Dennis Smith NBA Draft Profile


Dennis Smith Jr., Freshman, Guard, N.C. State



Dennis Smith Jr. and the Wolfpack of N.C. State had a remarkably disappointing season, but the 6-3 guard remains a lottery-caliber prospect. Despite his team finishing with a 15-17 record, including a 4-14 mark in the ACC, Smith still earned ACC Rookie of the Year honors behind his 18.1 points, 6.2 assists and 4.6 rebounds per game. Smith is a top notch athlete whose leaping ability, quick burst and creativity mixed with his strong frame make him an appealing prospect.

Smith constantly threatens defenses with his ability to attack in transition, in the pick-and-roll and at the rim. He’s especially dangerous in the open floor. He can snag a rebound at one end, fly down the court, and easily get to the rim or distribute to an open teammate. In the half court, Smith orchestrates the pick-and-roll wonderfully. He has a decidedly quick first step that puts pressure on the defense. He’s able to split defenders that aren’t decisive or can punish big men who switch onto him by driving right by them. He’s got a tight handle on the ball and uses a wide array of dribble moves to probe the defense on his way to the rim. If the defender sags off or goes under the screen, Smith is comfortable hitting pull-up jumpers. He also displays excellent vision and can whip passes around the court with either hand. There’s no good way to defend him when he’s on his game.

Smith’s athleticism alone makes him an NBA-ready player. He uses his quickness to drive in either direction and gets to the rim at will. If defenders have to closeout on Smith, he can attack them with a strong dribble into a pull-up jumper or blow right past them on his way to the bucket. He’s acrobatic when he gets to the lane, which is necessary because of his average 6-3 wingspan. Smith does draw and absorb contact well as he gets extremely difficult shots on the rim, but he needs to finish those attempts with more regularity. He also used his aggressiveness to get to the free throw line often, with more than six FTA per game.

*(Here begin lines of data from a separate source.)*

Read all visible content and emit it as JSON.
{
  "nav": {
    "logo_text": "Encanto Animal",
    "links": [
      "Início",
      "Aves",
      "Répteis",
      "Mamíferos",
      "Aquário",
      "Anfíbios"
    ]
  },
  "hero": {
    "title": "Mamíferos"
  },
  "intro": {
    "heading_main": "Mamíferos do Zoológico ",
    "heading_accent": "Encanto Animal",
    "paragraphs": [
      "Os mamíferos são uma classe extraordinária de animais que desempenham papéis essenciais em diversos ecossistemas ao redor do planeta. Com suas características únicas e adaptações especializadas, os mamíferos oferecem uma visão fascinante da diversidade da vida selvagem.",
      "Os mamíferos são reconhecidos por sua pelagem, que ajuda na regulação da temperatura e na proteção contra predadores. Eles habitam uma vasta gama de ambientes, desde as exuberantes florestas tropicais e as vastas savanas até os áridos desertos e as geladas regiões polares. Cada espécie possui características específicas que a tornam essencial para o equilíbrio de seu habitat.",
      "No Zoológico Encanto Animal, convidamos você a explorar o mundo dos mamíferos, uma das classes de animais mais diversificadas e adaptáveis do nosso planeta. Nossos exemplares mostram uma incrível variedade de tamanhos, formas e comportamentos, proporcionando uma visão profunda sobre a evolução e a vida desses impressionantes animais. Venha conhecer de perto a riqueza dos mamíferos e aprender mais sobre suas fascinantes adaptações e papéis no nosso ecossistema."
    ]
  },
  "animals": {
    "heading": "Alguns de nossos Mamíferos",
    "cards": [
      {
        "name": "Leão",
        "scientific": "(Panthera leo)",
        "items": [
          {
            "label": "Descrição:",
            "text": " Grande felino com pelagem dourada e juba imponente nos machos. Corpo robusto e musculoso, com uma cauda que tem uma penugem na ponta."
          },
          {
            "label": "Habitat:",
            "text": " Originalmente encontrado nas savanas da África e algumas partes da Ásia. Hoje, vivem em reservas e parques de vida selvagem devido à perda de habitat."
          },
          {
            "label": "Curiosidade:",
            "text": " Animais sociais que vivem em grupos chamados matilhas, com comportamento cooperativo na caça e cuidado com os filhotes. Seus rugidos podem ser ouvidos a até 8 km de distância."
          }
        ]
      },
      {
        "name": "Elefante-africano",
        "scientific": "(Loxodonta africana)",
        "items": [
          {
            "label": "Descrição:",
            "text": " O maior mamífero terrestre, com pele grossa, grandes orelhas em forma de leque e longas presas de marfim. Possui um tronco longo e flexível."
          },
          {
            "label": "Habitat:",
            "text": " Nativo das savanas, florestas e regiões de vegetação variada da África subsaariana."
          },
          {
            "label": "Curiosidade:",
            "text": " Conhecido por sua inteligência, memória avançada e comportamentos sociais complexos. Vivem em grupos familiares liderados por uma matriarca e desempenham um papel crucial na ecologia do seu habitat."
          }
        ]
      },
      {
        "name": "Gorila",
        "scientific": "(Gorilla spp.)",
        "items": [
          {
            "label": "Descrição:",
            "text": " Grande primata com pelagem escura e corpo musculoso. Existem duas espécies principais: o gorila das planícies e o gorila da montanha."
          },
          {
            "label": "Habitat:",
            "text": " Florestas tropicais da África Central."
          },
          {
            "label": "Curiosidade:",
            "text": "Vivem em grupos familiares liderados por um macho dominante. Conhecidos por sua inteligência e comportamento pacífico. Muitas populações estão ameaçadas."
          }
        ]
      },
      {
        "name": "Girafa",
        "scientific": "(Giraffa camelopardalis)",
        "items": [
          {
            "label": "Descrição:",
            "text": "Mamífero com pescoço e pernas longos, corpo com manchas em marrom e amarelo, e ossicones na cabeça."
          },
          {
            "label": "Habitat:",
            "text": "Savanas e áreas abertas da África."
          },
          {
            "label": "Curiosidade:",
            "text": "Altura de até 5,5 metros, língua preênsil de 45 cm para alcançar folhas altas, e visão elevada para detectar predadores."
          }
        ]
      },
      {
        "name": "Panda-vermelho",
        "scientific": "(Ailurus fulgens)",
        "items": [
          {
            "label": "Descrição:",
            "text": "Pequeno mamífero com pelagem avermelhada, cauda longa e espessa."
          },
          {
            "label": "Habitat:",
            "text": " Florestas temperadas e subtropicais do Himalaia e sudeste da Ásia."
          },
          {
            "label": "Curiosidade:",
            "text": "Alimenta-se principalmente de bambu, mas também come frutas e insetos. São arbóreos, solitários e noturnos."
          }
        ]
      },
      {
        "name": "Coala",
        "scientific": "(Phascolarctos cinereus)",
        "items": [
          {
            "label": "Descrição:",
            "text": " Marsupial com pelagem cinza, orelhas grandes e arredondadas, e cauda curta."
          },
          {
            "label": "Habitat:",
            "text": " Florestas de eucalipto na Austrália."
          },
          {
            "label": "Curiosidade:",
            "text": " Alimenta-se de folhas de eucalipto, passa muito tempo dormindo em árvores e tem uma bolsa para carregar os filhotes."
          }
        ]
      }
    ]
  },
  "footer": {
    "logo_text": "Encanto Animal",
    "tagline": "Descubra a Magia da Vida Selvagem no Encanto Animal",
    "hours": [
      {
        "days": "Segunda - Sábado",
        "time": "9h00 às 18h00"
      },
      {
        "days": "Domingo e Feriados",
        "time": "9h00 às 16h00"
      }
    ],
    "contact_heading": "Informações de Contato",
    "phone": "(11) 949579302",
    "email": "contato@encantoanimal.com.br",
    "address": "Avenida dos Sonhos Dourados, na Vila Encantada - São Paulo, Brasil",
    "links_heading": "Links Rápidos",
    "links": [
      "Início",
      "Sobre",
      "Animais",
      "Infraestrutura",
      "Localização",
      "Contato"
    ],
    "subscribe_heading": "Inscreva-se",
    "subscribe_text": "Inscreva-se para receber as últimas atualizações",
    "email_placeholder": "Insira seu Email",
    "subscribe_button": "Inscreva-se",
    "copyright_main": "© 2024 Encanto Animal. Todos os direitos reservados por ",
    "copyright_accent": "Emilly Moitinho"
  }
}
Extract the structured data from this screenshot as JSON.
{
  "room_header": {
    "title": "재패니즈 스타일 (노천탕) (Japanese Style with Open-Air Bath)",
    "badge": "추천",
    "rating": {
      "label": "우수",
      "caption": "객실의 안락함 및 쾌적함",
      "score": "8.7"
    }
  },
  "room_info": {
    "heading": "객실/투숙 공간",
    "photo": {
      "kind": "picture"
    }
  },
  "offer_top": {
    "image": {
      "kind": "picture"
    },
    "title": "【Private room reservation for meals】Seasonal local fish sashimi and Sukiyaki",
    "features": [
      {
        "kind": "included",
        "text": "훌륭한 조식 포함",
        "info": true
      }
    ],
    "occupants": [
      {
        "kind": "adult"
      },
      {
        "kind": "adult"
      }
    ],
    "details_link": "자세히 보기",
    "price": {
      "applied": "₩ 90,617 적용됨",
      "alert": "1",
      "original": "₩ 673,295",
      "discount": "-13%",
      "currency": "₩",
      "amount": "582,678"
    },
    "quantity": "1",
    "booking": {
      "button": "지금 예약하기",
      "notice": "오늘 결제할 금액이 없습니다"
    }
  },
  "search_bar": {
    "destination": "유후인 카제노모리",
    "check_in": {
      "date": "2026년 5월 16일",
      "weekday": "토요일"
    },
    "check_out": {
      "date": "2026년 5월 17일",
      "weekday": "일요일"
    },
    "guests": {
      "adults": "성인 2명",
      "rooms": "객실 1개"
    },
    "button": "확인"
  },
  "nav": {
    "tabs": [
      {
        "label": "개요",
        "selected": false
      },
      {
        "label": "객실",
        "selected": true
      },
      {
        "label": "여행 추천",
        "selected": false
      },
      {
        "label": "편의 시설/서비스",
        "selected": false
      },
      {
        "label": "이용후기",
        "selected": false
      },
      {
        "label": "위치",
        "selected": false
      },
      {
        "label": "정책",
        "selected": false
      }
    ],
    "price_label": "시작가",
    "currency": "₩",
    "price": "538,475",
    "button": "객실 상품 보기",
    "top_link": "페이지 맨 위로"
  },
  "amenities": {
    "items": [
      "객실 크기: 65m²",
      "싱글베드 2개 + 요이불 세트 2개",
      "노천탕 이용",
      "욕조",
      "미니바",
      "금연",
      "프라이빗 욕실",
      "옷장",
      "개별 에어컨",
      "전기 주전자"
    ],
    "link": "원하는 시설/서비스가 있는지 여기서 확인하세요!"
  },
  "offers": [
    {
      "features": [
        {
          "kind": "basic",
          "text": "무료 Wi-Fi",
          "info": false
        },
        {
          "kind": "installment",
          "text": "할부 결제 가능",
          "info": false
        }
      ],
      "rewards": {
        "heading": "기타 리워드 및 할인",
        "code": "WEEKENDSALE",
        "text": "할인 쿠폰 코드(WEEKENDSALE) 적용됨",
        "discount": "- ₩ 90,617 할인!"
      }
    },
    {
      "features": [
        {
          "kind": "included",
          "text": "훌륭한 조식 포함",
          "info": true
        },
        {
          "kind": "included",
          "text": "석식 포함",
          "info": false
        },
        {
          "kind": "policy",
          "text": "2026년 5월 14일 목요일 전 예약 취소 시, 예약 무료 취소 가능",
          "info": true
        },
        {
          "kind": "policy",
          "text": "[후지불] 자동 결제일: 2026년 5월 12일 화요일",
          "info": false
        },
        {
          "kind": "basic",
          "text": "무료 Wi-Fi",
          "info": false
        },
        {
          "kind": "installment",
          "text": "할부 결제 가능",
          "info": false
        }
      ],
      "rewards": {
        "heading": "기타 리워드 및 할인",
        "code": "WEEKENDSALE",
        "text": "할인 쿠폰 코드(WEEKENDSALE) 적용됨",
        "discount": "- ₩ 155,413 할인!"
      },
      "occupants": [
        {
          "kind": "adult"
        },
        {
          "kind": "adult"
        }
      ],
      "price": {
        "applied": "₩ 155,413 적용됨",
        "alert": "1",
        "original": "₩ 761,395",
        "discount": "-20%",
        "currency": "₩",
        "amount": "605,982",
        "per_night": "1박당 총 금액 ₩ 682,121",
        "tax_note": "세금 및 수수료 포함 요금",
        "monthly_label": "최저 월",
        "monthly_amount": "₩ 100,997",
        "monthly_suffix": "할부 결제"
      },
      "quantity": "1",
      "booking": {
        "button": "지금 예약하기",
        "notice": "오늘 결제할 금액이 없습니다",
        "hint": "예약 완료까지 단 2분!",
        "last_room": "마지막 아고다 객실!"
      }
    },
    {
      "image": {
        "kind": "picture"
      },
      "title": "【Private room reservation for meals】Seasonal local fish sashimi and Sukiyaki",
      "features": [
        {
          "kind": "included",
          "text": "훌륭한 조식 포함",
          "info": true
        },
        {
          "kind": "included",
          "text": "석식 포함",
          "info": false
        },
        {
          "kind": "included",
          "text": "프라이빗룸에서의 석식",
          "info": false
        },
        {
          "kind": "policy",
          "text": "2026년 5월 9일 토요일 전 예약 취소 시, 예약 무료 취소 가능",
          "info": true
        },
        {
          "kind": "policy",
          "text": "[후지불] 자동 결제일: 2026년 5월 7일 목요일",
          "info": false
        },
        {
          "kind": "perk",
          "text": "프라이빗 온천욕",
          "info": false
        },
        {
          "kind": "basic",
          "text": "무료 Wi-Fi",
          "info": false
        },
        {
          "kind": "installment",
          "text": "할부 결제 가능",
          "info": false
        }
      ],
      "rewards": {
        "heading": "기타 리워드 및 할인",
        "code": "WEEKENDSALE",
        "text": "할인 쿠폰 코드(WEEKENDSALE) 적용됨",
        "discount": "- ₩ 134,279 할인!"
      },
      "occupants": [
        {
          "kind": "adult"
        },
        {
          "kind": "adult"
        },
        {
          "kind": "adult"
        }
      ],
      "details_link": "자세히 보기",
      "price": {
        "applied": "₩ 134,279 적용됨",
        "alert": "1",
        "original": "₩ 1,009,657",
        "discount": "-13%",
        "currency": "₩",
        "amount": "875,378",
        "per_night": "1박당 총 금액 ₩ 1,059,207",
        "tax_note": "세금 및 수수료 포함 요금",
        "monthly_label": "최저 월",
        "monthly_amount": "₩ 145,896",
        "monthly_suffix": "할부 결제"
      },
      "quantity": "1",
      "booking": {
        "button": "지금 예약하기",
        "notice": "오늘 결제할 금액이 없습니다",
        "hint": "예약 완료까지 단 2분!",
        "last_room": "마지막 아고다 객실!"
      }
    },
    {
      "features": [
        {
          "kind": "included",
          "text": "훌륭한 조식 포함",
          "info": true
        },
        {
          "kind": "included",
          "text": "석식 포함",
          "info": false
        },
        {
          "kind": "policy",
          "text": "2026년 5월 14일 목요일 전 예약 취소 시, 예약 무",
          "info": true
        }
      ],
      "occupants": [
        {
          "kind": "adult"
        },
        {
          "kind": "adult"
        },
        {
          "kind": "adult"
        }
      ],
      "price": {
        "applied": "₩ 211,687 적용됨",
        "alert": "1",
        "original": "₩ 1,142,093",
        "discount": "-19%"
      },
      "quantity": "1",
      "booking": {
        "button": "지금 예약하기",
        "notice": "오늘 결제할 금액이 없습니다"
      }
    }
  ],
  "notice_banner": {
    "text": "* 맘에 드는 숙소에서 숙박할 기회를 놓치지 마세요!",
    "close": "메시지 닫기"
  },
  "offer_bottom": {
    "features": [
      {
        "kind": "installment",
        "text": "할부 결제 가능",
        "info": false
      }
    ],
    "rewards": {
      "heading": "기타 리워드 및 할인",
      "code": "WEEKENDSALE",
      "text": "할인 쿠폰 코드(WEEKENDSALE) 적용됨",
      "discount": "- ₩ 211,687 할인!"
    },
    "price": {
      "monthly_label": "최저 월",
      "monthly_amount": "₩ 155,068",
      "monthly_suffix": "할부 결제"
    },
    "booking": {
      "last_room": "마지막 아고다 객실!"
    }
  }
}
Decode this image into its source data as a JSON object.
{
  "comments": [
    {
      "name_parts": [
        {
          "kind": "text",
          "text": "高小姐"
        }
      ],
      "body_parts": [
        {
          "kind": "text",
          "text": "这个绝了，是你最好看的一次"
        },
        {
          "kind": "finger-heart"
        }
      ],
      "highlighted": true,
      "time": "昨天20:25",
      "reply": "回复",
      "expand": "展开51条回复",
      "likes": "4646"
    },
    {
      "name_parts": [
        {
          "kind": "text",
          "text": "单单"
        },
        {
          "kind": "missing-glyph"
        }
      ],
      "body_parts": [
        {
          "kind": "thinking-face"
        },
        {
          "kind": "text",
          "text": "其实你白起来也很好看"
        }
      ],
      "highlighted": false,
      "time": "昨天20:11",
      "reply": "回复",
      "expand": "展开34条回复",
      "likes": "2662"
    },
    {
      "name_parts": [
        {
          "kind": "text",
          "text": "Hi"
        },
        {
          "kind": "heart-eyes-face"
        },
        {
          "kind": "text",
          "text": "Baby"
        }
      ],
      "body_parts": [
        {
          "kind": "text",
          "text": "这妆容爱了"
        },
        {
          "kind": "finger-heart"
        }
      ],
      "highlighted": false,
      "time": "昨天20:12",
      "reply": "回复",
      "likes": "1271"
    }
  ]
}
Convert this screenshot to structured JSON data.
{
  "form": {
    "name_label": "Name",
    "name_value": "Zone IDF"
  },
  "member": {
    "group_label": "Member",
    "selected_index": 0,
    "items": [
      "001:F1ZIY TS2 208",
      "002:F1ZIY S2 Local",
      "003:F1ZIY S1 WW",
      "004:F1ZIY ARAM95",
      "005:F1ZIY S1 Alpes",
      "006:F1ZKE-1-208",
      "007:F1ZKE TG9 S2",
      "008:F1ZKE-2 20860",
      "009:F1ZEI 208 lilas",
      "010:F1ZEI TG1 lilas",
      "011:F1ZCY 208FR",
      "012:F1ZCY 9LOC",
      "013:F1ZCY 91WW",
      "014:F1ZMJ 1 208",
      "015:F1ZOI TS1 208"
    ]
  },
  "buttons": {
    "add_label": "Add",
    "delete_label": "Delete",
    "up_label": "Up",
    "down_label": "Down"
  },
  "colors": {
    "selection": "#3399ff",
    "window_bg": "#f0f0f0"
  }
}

For as much skill as Smith possesses, he still needs to become more of a true point guard. Smith is a smart passer, but he needs to become a floor general and a better leader on the court. Bad offensive spacing at N.C. State certainly contributed to Smith’s poor habits of dribbling the air out of the ball or forcing up early, difficult shots. However, Smith will need to display more willingness to play within an offense and not look for his own buckets first and foremost. Against Louisville and Florida State, teams with NBA-caliber length, Smith failed to score more than eight points in both games and was clearly affected by the pressure those defenses put on him. In the game against Louisville, a 25 point loss, Smith was 3-of-12 from the floor with five turnovers. Smith will be facing length and pressure like that every game in the NBA, so he will need to learn to become more poised.

Two major areas where Smith needs to show improvement is his three-point shooting and his defense. He projects well in both areas, but the production on the court wasn’t there at N.C. State. He shot 35.9% from three on almost five attempts per game, but his mechanics and results were inconsistent. He likes to float in the air on jumpers, almost shooting the ball on the way down at times. His form makes him much more confident pulling up off the dribble, but those shots are typically quite difficult to get to. He is skillful at creating space for himself, which gives him room for those pull-up jumpers. He will need to become a more comfortable and consistent shooter to pressure defenders, not allowing them to sag off or go under ball screens. Defensively, Smith can be a pest guarding the ball when he’s dialed in. He averaged nearly two steals a game, displaying quick hands and reading of passing lanes. The problem is that he was rarely ever in a stance defensively. He often looked indifferent towards playing defense, just going through the motions until getting back on offense. With his average height and wingspan, Smith will only be able to matchup with point guards in the NBA, so he will need to be more regularly locked in on the defensive end.


Final Projection:

Dennis Smith Jr. has an all-star level NBA ceiling with his phenomenal athletic ability, quickness and skill with the ball. He can attack defenses in a variety of ways and is especially dangerous in space, of which he should have more opportunities in the NBA. Scouts will likely be concerned about his contributions to N.C. State’s lousy season, but there’s no questioning his raw talent. He did tear his ACL in 2015, but has shown no limitations or lack of explosiveness since the injury. Once Smith is in an NBA offense surrounded by superior shooters and athletes than what he had in college, his skills should become even more substantial. Smith should hear his name called in the top ten on draft night. As long as he shows a willingness to become a better leader and defender, there’s no reason he shouldn’t become at least a quality starting point guard in the NBA.